My configuration: Linux Mint 18.2 Cinnamon 64-bit (3.4.6); Intel Core I7-6700 CPU; R version 3.4.3 (2017-11-30); RStudio Version 1.1.383 2009-2017.
here are 2 short examples of matrices
MatrixA:
0.7111111 0.7719298 0.7027027 0.6875000 0.6857143
0.8292683 0.6904762 0.8222222 0.8333333 0.6250000
0.8846154 0.5714286 0.8928571 0.8846154 0.9259259
0.9000000 0.5000000 0.9500000 0.8666667 0.8260870
0.8235294 0.3684211 0.9411765 0.8333333 0.8000000
0.5714286 0.2142857 0.6666667 0.5000000 0.5555556
MatrixB:
0.5227273 0.7142857 0.7808219 0.6346154 0.7362637
0.9166667 0.7173913 0.8611111 0.7391304 0.7538462
0.8666667 0.6052632 0.8260870 0.7333333 0.9024390
0.9285714 0.5806452 0.8750000 0.6956522 0.8787879
0.8333333 0.5517241 0.8333333 0.6818182 0.8750000
0.7500000 0.2941176 0.6666667 0.4444444 0.7500000
Thank you all in advance for your help. Regards,
Unfortunately I didn't find any solution to my problem with doParallel but I realized that I did not have to use it in the first place.

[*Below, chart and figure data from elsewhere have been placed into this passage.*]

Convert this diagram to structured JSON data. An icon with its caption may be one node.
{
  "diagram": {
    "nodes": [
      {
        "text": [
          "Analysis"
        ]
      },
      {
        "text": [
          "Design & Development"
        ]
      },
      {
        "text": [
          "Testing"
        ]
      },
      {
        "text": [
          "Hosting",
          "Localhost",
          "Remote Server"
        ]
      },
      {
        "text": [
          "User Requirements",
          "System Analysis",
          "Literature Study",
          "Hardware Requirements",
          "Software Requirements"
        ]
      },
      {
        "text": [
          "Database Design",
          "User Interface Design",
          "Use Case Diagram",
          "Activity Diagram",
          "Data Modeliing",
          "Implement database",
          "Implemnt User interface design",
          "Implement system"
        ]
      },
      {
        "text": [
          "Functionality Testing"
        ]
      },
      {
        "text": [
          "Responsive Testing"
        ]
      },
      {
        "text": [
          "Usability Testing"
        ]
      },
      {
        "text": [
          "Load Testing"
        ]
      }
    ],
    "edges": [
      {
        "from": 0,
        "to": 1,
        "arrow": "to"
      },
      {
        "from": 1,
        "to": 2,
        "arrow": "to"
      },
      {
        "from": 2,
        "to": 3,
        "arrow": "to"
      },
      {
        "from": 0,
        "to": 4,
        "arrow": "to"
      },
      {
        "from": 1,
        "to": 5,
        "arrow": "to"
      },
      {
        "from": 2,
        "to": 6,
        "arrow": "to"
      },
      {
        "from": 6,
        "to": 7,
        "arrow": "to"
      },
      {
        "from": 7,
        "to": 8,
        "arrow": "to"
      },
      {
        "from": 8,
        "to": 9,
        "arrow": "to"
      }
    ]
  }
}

From the R package "genefilter" I find an alternative solution using the function rowttests() that is really fast for doing t-tests on large matrix. The only comment I have against the function is that it assumes that variances are equal when calculating p-values (and you can't change that). Fortunately I am in this case.
So I just had to cbind() my 2 matrix, specify belonging groups as factors for columns. And that's all !
bind_matrix<-cbind(matrixA,matrixB)
fact<-factor(c("A","A","A","A","A","B","B","B","B","B"))
p.vals<-rowttests(bind_matrix,fact)$p.values
It takes few seconds and I tried it for a 10 millions rows matrix.
The solution is the same Fisher test, there is a function rowFtests().
So now I might ask for a speed efficient solution for Wilcoxon tests. If someone knows a function that works similarily to theses ones, comment it please.